O último dia útil de junho começou sob o bombardeio verbal que marcou o mês: em entrevista à rádio Tempo, de Belo Horizonte, o presidente Luiz Inácio Lula da Silva voltou ao ataque, depois de uma pausa na véspera. E afirmou:
— A taxa de juro de 10,5% é irreal para uma inflação de 4%. Não sou do Conselho Monetário Nacional, eu não sou diretor do Banco Central. Isso vai poder melhorar quando eu puder indicar o presidente, que vai para o Senado, e a gente vai construir uma nova filosofia.
Como esse é um temor do mercado, o dólar voltou a abrir em alta, que começou discreta, mas se acentuou e, neste final de manhã já chega a 1,18%, para R$ 5,572.
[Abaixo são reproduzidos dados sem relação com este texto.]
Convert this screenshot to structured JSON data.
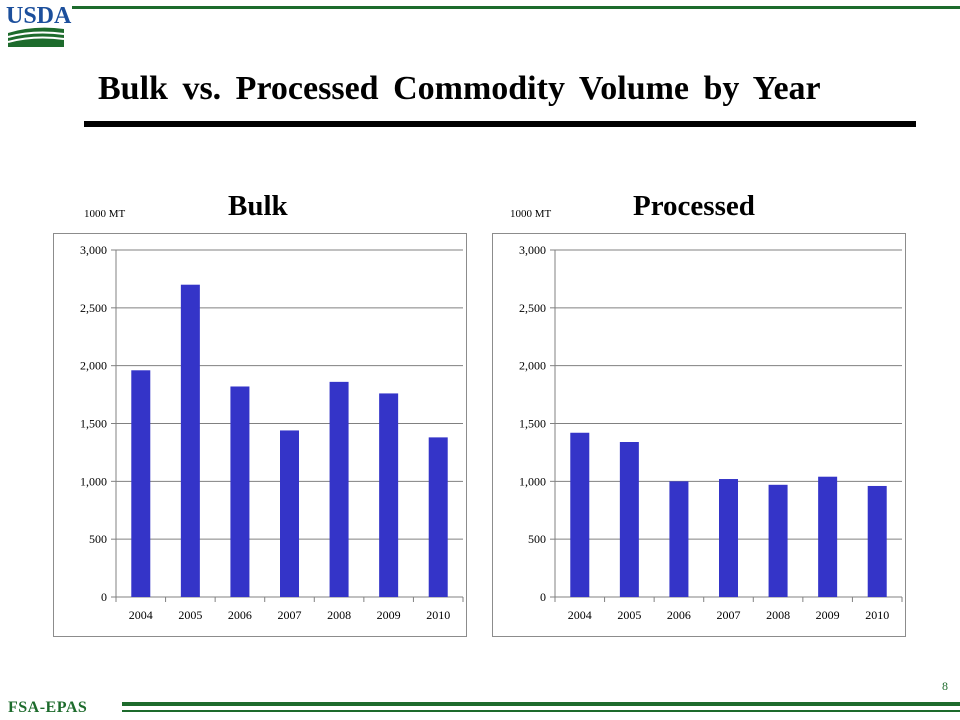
{
  "header": {
    "logo_text": "USDA",
    "title": "Bulk vs. Processed Commodity Volume by Year"
  },
  "footer": {
    "agency": "FSA-EPAS",
    "page_number": "8"
  },
  "colors": {
    "bar": "#3434c8",
    "brand_green": "#1d6b2c",
    "logo_blue": "#1c4f9c"
  },
  "chart_data": [
    {
      "type": "bar",
      "title": "Bulk",
      "unit_label": "1000 MT",
      "categories": [
        "2004",
        "2005",
        "2006",
        "2007",
        "2008",
        "2009",
        "2010"
      ],
      "values": [
        1960,
        2700,
        1820,
        1440,
        1860,
        1760,
        1380
      ],
      "ylim": [
        0,
        3000
      ],
      "yticks": [
        "0",
        "500",
        "1,000",
        "1,500",
        "2,000",
        "2,500",
        "3,000"
      ],
      "grid": true,
      "legend": "none"
    },
    {
      "type": "bar",
      "title": "Processed",
      "unit_label": "1000 MT",
      "categories": [
        "2004",
        "2005",
        "2006",
        "2007",
        "2008",
        "2009",
        "2010"
      ],
      "values": [
        1420,
        1340,
        1000,
        1020,
        970,
        1040,
        960
      ],
      "ylim": [
        0,
        3000
      ],
      "yticks": [
        "0",
        "500",
        "1,000",
        "1,500",
        "2,000",
        "2,500",
        "3,000"
      ],
      "grid": true,
      "legend": "none"
    }
  ]
}
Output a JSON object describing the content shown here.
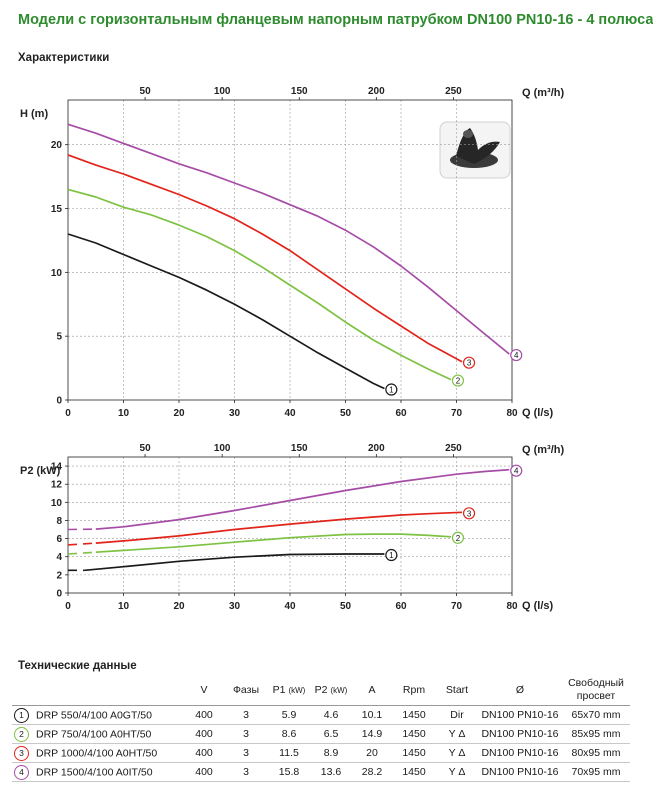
{
  "title": "Модели с горизонтальным фланцевым напорным патрубком DN100 PN10-16 - 4 полюса",
  "section_characteristics": "Характеристики",
  "section_tech": "Технические данные",
  "colors": {
    "1": "#1a1a1a",
    "2": "#7dc241",
    "3": "#e2231a",
    "4": "#a64ca6",
    "axis": "#000000",
    "grid": "#9a9a9a"
  },
  "chart_data": [
    {
      "type": "line",
      "name": "head-curves",
      "ylabel": "H (m)",
      "xlabel": "Q (l/s)",
      "x2label": "Q (m³/h)",
      "xlim": [
        0,
        80
      ],
      "ylim": [
        0,
        23.5
      ],
      "x_ticks": [
        0,
        10,
        20,
        30,
        40,
        50,
        60,
        70,
        80
      ],
      "x2_ticks": [
        50,
        100,
        150,
        200,
        250
      ],
      "y_ticks": [
        0,
        5,
        10,
        15,
        20
      ],
      "series": [
        {
          "id": "1",
          "color": "#1a1a1a",
          "dash_until": 2.5,
          "x": [
            0,
            5,
            10,
            15,
            20,
            25,
            30,
            35,
            40,
            45,
            50,
            55,
            57
          ],
          "y": [
            13,
            12.3,
            11.4,
            10.5,
            9.6,
            8.6,
            7.5,
            6.3,
            5.0,
            3.7,
            2.5,
            1.3,
            0.9
          ]
        },
        {
          "id": "2",
          "color": "#7dc241",
          "dash_until": 4,
          "x": [
            0,
            5,
            10,
            15,
            20,
            25,
            30,
            35,
            40,
            45,
            50,
            55,
            60,
            65,
            69
          ],
          "y": [
            16.5,
            15.9,
            15.1,
            14.5,
            13.7,
            12.8,
            11.7,
            10.4,
            9.0,
            7.6,
            6.1,
            4.7,
            3.5,
            2.4,
            1.6
          ]
        },
        {
          "id": "3",
          "color": "#e2231a",
          "dash_until": 4,
          "x": [
            0,
            5,
            10,
            15,
            20,
            25,
            30,
            35,
            40,
            45,
            50,
            55,
            60,
            65,
            71
          ],
          "y": [
            19.2,
            18.4,
            17.7,
            16.9,
            16.1,
            15.2,
            14.2,
            13.0,
            11.7,
            10.2,
            8.7,
            7.2,
            5.8,
            4.4,
            3.0
          ]
        },
        {
          "id": "4",
          "color": "#a64ca6",
          "dash_until": 4,
          "x": [
            0,
            5,
            10,
            15,
            20,
            25,
            30,
            35,
            40,
            45,
            50,
            55,
            60,
            65,
            70,
            75,
            79.5
          ],
          "y": [
            21.6,
            20.9,
            20.1,
            19.3,
            18.5,
            17.8,
            17.0,
            16.2,
            15.3,
            14.4,
            13.3,
            12.0,
            10.5,
            8.8,
            7.0,
            5.2,
            3.6
          ]
        }
      ]
    },
    {
      "type": "line",
      "name": "power-curves",
      "ylabel": "P2 (kW)",
      "xlabel": "Q (l/s)",
      "x2label": "Q (m³/h)",
      "xlim": [
        0,
        80
      ],
      "ylim": [
        0,
        15
      ],
      "x_ticks": [
        0,
        10,
        20,
        30,
        40,
        50,
        60,
        70,
        80
      ],
      "x2_ticks": [
        50,
        100,
        150,
        200,
        250
      ],
      "y_ticks": [
        0,
        2,
        4,
        6,
        8,
        10,
        12,
        14
      ],
      "series": [
        {
          "id": "1",
          "color": "#1a1a1a",
          "dash_until": 3,
          "x": [
            0,
            3,
            10,
            20,
            30,
            40,
            50,
            57
          ],
          "y": [
            2.5,
            2.5,
            2.9,
            3.5,
            3.95,
            4.25,
            4.3,
            4.3
          ]
        },
        {
          "id": "2",
          "color": "#7dc241",
          "dash_until": 5,
          "x": [
            0,
            5,
            10,
            20,
            30,
            40,
            50,
            55,
            60,
            65,
            69
          ],
          "y": [
            4.3,
            4.5,
            4.7,
            5.1,
            5.6,
            6.1,
            6.45,
            6.5,
            6.5,
            6.35,
            6.2
          ]
        },
        {
          "id": "3",
          "color": "#e2231a",
          "dash_until": 5,
          "x": [
            0,
            5,
            10,
            20,
            30,
            40,
            50,
            60,
            65,
            71
          ],
          "y": [
            5.3,
            5.5,
            5.75,
            6.3,
            7.0,
            7.6,
            8.15,
            8.6,
            8.75,
            8.9
          ]
        },
        {
          "id": "4",
          "color": "#a64ca6",
          "dash_until": 5,
          "x": [
            0,
            5,
            10,
            20,
            30,
            40,
            50,
            60,
            70,
            75,
            79.5
          ],
          "y": [
            7.0,
            7.05,
            7.3,
            8.1,
            9.1,
            10.2,
            11.3,
            12.3,
            13.1,
            13.4,
            13.6
          ]
        }
      ]
    }
  ],
  "table": {
    "headers": {
      "v": "V",
      "phase": "Фазы",
      "p1": "P1",
      "p1_unit": "(kW)",
      "p2": "P2",
      "p2_unit": "(kW)",
      "a": "A",
      "rpm": "Rpm",
      "start": "Start",
      "dia": "Ø",
      "passage_1": "Свободный",
      "passage_2": "просвет"
    },
    "rows": [
      {
        "num": "1",
        "model": "DRP 550/4/100 A0GT/50",
        "v": "400",
        "phase": "3",
        "p1": "5.9",
        "p2": "4.6",
        "a": "10.1",
        "rpm": "1450",
        "start": "Dir",
        "dia": "DN100 PN10-16",
        "passage": "65x70 mm"
      },
      {
        "num": "2",
        "model": "DRP 750/4/100 A0HT/50",
        "v": "400",
        "phase": "3",
        "p1": "8.6",
        "p2": "6.5",
        "a": "14.9",
        "rpm": "1450",
        "start": "Y Δ",
        "dia": "DN100 PN10-16",
        "passage": "85x95 mm"
      },
      {
        "num": "3",
        "model": "DRP 1000/4/100 A0HT/50",
        "v": "400",
        "phase": "3",
        "p1": "11.5",
        "p2": "8.9",
        "a": "20",
        "rpm": "1450",
        "start": "Y Δ",
        "dia": "DN100 PN10-16",
        "passage": "80x95 mm"
      },
      {
        "num": "4",
        "model": "DRP 1500/4/100 A0IT/50",
        "v": "400",
        "phase": "3",
        "p1": "15.8",
        "p2": "13.6",
        "a": "28.2",
        "rpm": "1450",
        "start": "Y Δ",
        "dia": "DN100 PN10-16",
        "passage": "70x95 mm"
      }
    ]
  }
}
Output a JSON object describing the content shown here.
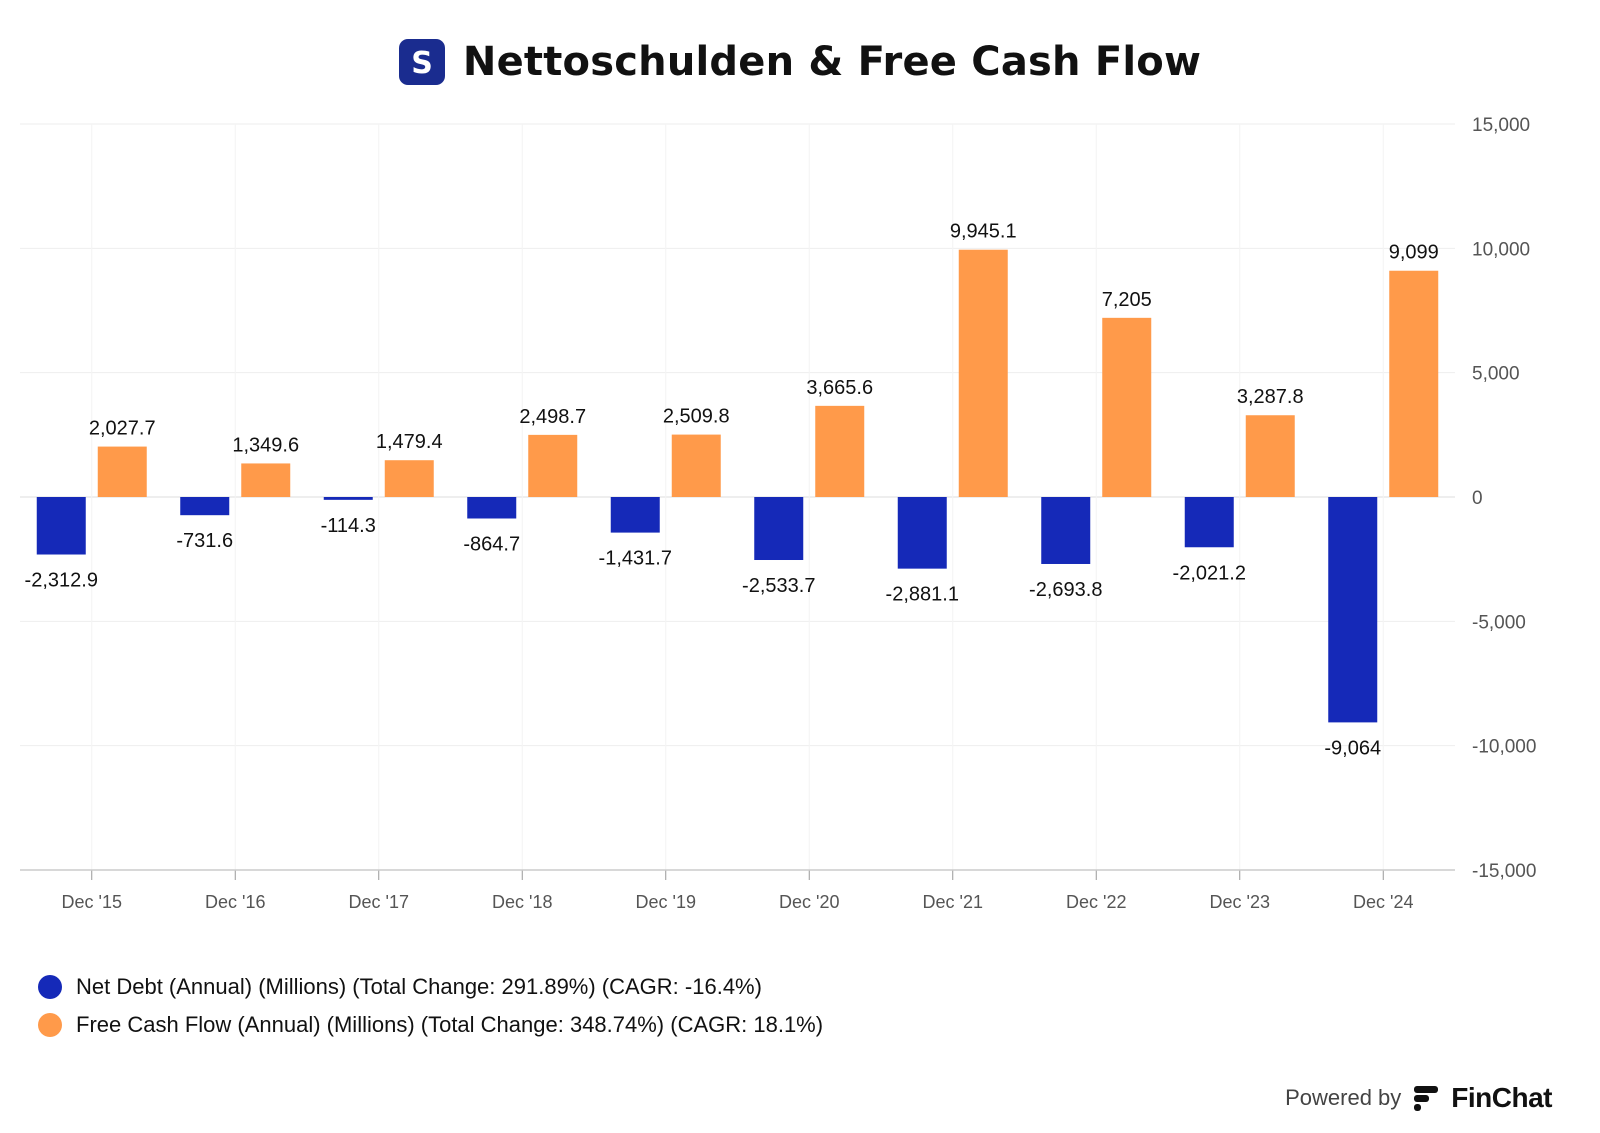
{
  "header": {
    "title": "Nettoschulden & Free Cash Flow",
    "logo_letter": "S",
    "logo_color": "#1a2c8f"
  },
  "colors": {
    "net_debt": "#1529b8",
    "free_cash_flow": "#ff9a4a",
    "grid": "#eeeeee"
  },
  "chart_data": {
    "type": "bar",
    "categories": [
      "Dec '15",
      "Dec '16",
      "Dec '17",
      "Dec '18",
      "Dec '19",
      "Dec '20",
      "Dec '21",
      "Dec '22",
      "Dec '23",
      "Dec '24"
    ],
    "series": [
      {
        "name": "Net Debt (Annual) (Millions) (Total Change: 291.89%) (CAGR: -16.4%)",
        "color": "#1529b8",
        "values": [
          -2312.9,
          -731.6,
          -114.3,
          -864.7,
          -1431.7,
          -2533.7,
          -2881.1,
          -2693.8,
          -2021.2,
          -9064
        ],
        "labels": [
          "-2,312.9",
          "-731.6",
          "-114.3",
          "-864.7",
          "-1,431.7",
          "-2,533.7",
          "-2,881.1",
          "-2,693.8",
          "-2,021.2",
          "-9,064"
        ]
      },
      {
        "name": "Free Cash Flow (Annual) (Millions) (Total Change: 348.74%) (CAGR: 18.1%)",
        "color": "#ff9a4a",
        "values": [
          2027.7,
          1349.6,
          1479.4,
          2498.7,
          2509.8,
          3665.6,
          9945.1,
          7205,
          3287.8,
          9099
        ],
        "labels": [
          "2,027.7",
          "1,349.6",
          "1,479.4",
          "2,498.7",
          "2,509.8",
          "3,665.6",
          "9,945.1",
          "7,205",
          "3,287.8",
          "9,099"
        ]
      }
    ],
    "ylim": [
      -15000,
      15000
    ],
    "yticks": [
      15000,
      10000,
      5000,
      0,
      -5000,
      -10000,
      -15000
    ],
    "ytick_labels": [
      "15,000",
      "10,000",
      "5,000",
      "0",
      "-5,000",
      "-10,000",
      "-15,000"
    ],
    "y_axis_side": "right",
    "grid": true,
    "legend_position": "bottom-left"
  },
  "legend": {
    "items": [
      {
        "label": "Net Debt (Annual) (Millions) (Total Change: 291.89%) (CAGR: -16.4%)",
        "color": "#1529b8"
      },
      {
        "label": "Free Cash Flow (Annual) (Millions) (Total Change: 348.74%) (CAGR: 18.1%)",
        "color": "#ff9a4a"
      }
    ]
  },
  "footer": {
    "powered_by": "Powered by",
    "brand": "FinChat"
  }
}
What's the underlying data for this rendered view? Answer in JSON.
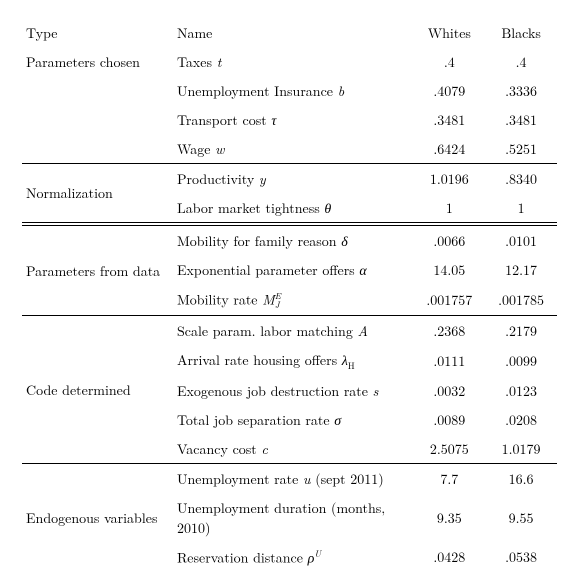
{
  "headers": {
    "type": "Type",
    "name": "Name",
    "whites": "Whites",
    "blacks": "Blacks"
  },
  "sections": {
    "params_chosen": {
      "label": "Parameters chosen",
      "rows": {
        "taxes": {
          "name_prefix": "Taxes ",
          "sym": "t",
          "w": ".4",
          "b": ".4"
        },
        "ui": {
          "name_prefix": "Unemployment Insurance ",
          "sym": "b",
          "w": ".4079",
          "b": ".3336"
        },
        "transport": {
          "name_prefix": "Transport cost ",
          "sym": "τ",
          "w": ".3481",
          "b": ".3481"
        },
        "wage": {
          "name_prefix": "Wage ",
          "sym": "w",
          "w": ".6424",
          "b": ".5251"
        }
      }
    },
    "normalization": {
      "label": "Normalization",
      "rows": {
        "productivity": {
          "name_prefix": "Productivity ",
          "sym": "y",
          "w": "1.0196",
          "b": ".8340"
        },
        "tightness": {
          "name_prefix": "Labor market tightness ",
          "sym": "θ",
          "w": "1",
          "b": "1"
        }
      }
    },
    "params_data": {
      "label": "Parameters from data",
      "rows": {
        "mobility_family": {
          "name_prefix": "Mobility for family reason ",
          "sym": "δ",
          "w": ".0066",
          "b": ".0101"
        },
        "exp_offers": {
          "name_prefix": "Exponential parameter offers ",
          "sym": "α",
          "w": "14.05",
          "b": "12.17"
        },
        "mobility_rate": {
          "name_prefix": "Mobility rate ",
          "sym": "M",
          "sub": "J",
          "sup": "E",
          "w": ".001757",
          "b": ".001785"
        }
      }
    },
    "code_determined": {
      "label": "Code determined",
      "rows": {
        "scale_A": {
          "name_prefix": "Scale param. labor matching ",
          "sym": "A",
          "w": ".2368",
          "b": ".2179"
        },
        "lambda_H": {
          "name_prefix": "Arrival rate housing offers ",
          "sym": "λ",
          "subr": "H",
          "w": ".0111",
          "b": ".0099"
        },
        "exog_s": {
          "name_prefix": "Exogenous job destruction rate ",
          "sym": "s",
          "w": ".0032",
          "b": ".0123"
        },
        "sep_sigma": {
          "name_prefix": "Total job separation rate ",
          "sym": "σ",
          "w": ".0089",
          "b": ".0208"
        },
        "vacancy_c": {
          "name_prefix": "Vacancy cost ",
          "sym": "c",
          "w": "2.5075",
          "b": "1.0179"
        }
      }
    },
    "endogenous": {
      "label": "Endogenous variables",
      "rows": {
        "urate": {
          "name_prefix": "Unemployment rate ",
          "sym": "u",
          "suffix": " (sept 2011)",
          "w": "7.7",
          "b": "16.6"
        },
        "udur": {
          "name_prefix": "Unemployment duration (months, 2010)",
          "w": "9.35",
          "b": "9.55"
        },
        "resdist": {
          "name_prefix": "Reservation distance ",
          "sym": "ρ",
          "sup": "U",
          "w": ".0428",
          "b": ".0538"
        }
      }
    }
  }
}
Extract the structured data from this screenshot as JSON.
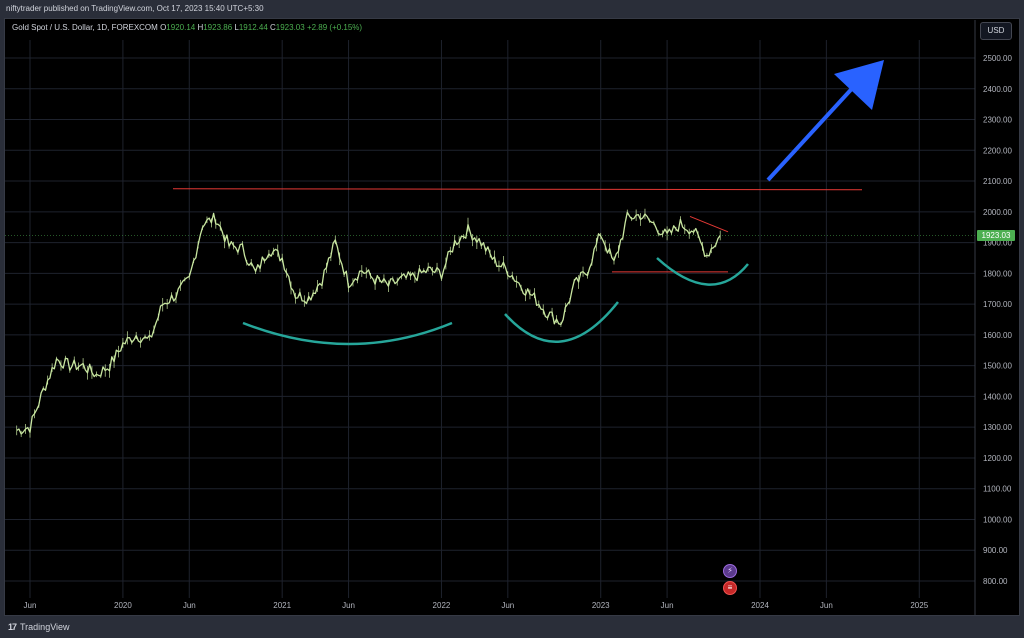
{
  "header": {
    "publisher_text": "niftytrader published on TradingView.com, Oct 17, 2023 15:40 UTC+5:30"
  },
  "legend": {
    "symbol": "Gold Spot / U.S. Dollar, 1D, FOREXCOM",
    "open_label": "O",
    "open": "1920.14",
    "high_label": "H",
    "high": "1923.86",
    "low_label": "L",
    "low": "1912.44",
    "close_label": "C",
    "close": "1923.03",
    "change": "+2.89 (+0.15%)"
  },
  "currency_button": "USD",
  "last_price": "1923.03",
  "footer": {
    "brand": "TradingView"
  },
  "colors": {
    "background": "#000000",
    "candles": "#c8e6a0",
    "resistance_line": "#e53935",
    "curves": "#26a69a",
    "arrow": "#2962ff",
    "price_tag": "#4caf50"
  },
  "icons": [
    "lightning-icon",
    "us-flag-icon"
  ],
  "chart_data": {
    "type": "line",
    "title": "",
    "xlabel": "",
    "ylabel": "",
    "ylim": [
      770,
      2570
    ],
    "y_ticks": [
      "800.00",
      "900.00",
      "1000.00",
      "1100.00",
      "1200.00",
      "1300.00",
      "1400.00",
      "1500.00",
      "1600.00",
      "1700.00",
      "1800.00",
      "1900.00",
      "2000.00",
      "2100.00",
      "2200.00",
      "2300.00",
      "2400.00",
      "2500.00"
    ],
    "x_ticks": [
      "Jun",
      "2020",
      "Jun",
      "2021",
      "Jun",
      "2022",
      "Jun",
      "2023",
      "Jun",
      "2024",
      "Jun",
      "2025"
    ],
    "x_tick_dates": [
      "2019-06",
      "2020-01",
      "2020-06",
      "2021-01",
      "2021-06",
      "2022-01",
      "2022-06",
      "2023-01",
      "2023-06",
      "2024-01",
      "2024-06",
      "2025-01"
    ],
    "series": [
      {
        "x": [
          "2019-05",
          "2019-06",
          "2019-07",
          "2019-08",
          "2019-09",
          "2019-10",
          "2019-11",
          "2019-12",
          "2020-01",
          "2020-02",
          "2020-03",
          "2020-04",
          "2020-05",
          "2020-06",
          "2020-07",
          "2020-08",
          "2020-09",
          "2020-10",
          "2020-11",
          "2020-12",
          "2021-01",
          "2021-02",
          "2021-03",
          "2021-04",
          "2021-05",
          "2021-06",
          "2021-07",
          "2021-08",
          "2021-09",
          "2021-10",
          "2021-11",
          "2021-12",
          "2022-01",
          "2022-02",
          "2022-03",
          "2022-04",
          "2022-05",
          "2022-06",
          "2022-07",
          "2022-08",
          "2022-09",
          "2022-10",
          "2022-11",
          "2022-12",
          "2023-01",
          "2023-02",
          "2023-03",
          "2023-04",
          "2023-05",
          "2023-06",
          "2023-07",
          "2023-08",
          "2023-09",
          "2023-10"
        ],
        "values": [
          1290,
          1300,
          1420,
          1520,
          1500,
          1500,
          1470,
          1500,
          1570,
          1600,
          1580,
          1700,
          1730,
          1780,
          1960,
          1980,
          1890,
          1880,
          1800,
          1880,
          1850,
          1730,
          1720,
          1780,
          1900,
          1770,
          1810,
          1780,
          1760,
          1780,
          1790,
          1810,
          1800,
          1900,
          1940,
          1900,
          1840,
          1810,
          1760,
          1720,
          1670,
          1640,
          1760,
          1810,
          1930,
          1830,
          1980,
          1990,
          1960,
          1920,
          1960,
          1940,
          1860,
          1923
        ]
      }
    ],
    "annotations": {
      "resistance_line": 2075,
      "support_line": 1805
    }
  }
}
Por sua vez, em entrevista publicada na edição desta sexta-feira (28) do jornal Valor Econômico, o presidente do Banco Central, Roberto Campos Neto, contra-ataca:
— Quando você tem uma pessoa da importância do presidente questionando aspectos técnicos da decisão do BC, gera um prêmio de risco na frente. Então, de certa forma, (...) impacta o canal de transmissão de política monetária.
O que Lula sugere é que, a partir de 1º de janeiro de 2025, quando terá o seu indicado na presidência do BC, a instituição vai atuar de forma diferente.
Campos Neto, por sua vez, coloca parte da culpa do juro alto criticado pelo presidente na conta do próprio Lula. Não está errado, especialmente nos últimos dias. Mas não é só esse conturbado cenário doméstico que está pressionando o câmbio - que tem reagido muito pior do que a bolsa.
Nesta semana, um ingrediente que fez preço no câmbio foi a declaração inusitada de uma diretora do Federal Reserve (Fed, banco central dos EUA), Michelle Bowman: em conversa com jornalistas em Londres, na terça-feira (25), disse não acreditar em redução do juro nos Estados Unidos nos "anos futuros". Injetou mais peso verbal em uma variável que vem pressionando moedas de países emergentes no mundo todo, a demora no início do corte de juro nos EUA.
Na quinta-feira (27), ao dizer que o BC não tem intenção de intenção de intervir no mercado de câmbio, que só espelha o "prêmio de risco" de ativos nacionais, Campos Neto havia reforçado o componente externo dessa pressão:
— O aumento global de dívida vai extrair liquidez (provocar saída de dólares) de vários mercados. O que tem acontecido também é um ajuste de posições no mundo emergente.
Só neste mês, o dólar ultrapassou três barreiras psicológicas: as de R$ 5,30, R$ 5,40 e R$ 5,50. E a de R$ 5,20 havia sido quebrada só em 29 de maio, porque até o final do mês passado estava no nível de R$ 5.10. No acumulado do mês até quinta-feira (27), fechamento mais recente, acumula alta de 5,2%.
Os fatores de pressão no mercado
Falta de perspectiva do início de cortes de juro nos EUA: a taxa alta lá e mais baixa aqui diminui a atratividade de investimentos no mercado financeiro no Brasil, e investidores resgatam aplicações aqui para migrar para mercados mais lucrativos.
Ajuste fiscal: a decisão do governo Lula de reduzir o déficit primário (despesas maiores que receitas antes do pagamento da dívida) só com aumento de arrecadação, sem corte de gastos, é considerada frágil e difícil de manter ao longo dos quatro anos de mandato. A recente ajuda ao Rio Grande do Sul, que eleva os gastos, contribui com essa percepção. Sinalizações de cortes de gastos nos últimos dias chegaram a proporcionar algum alívio, mas não duradouro.
Conflitos e eleições pelo mundo: conflitos entre Rússia e Ucrânia e entre Israel e Hammas elevam incertezas, assim como as eleições para o Parlamento Europeu, que geraram antecipação de pleitos em vários países, inclusive na França, "sócio-fundador" da União Europeia, com risco potencial para a existência do bloco.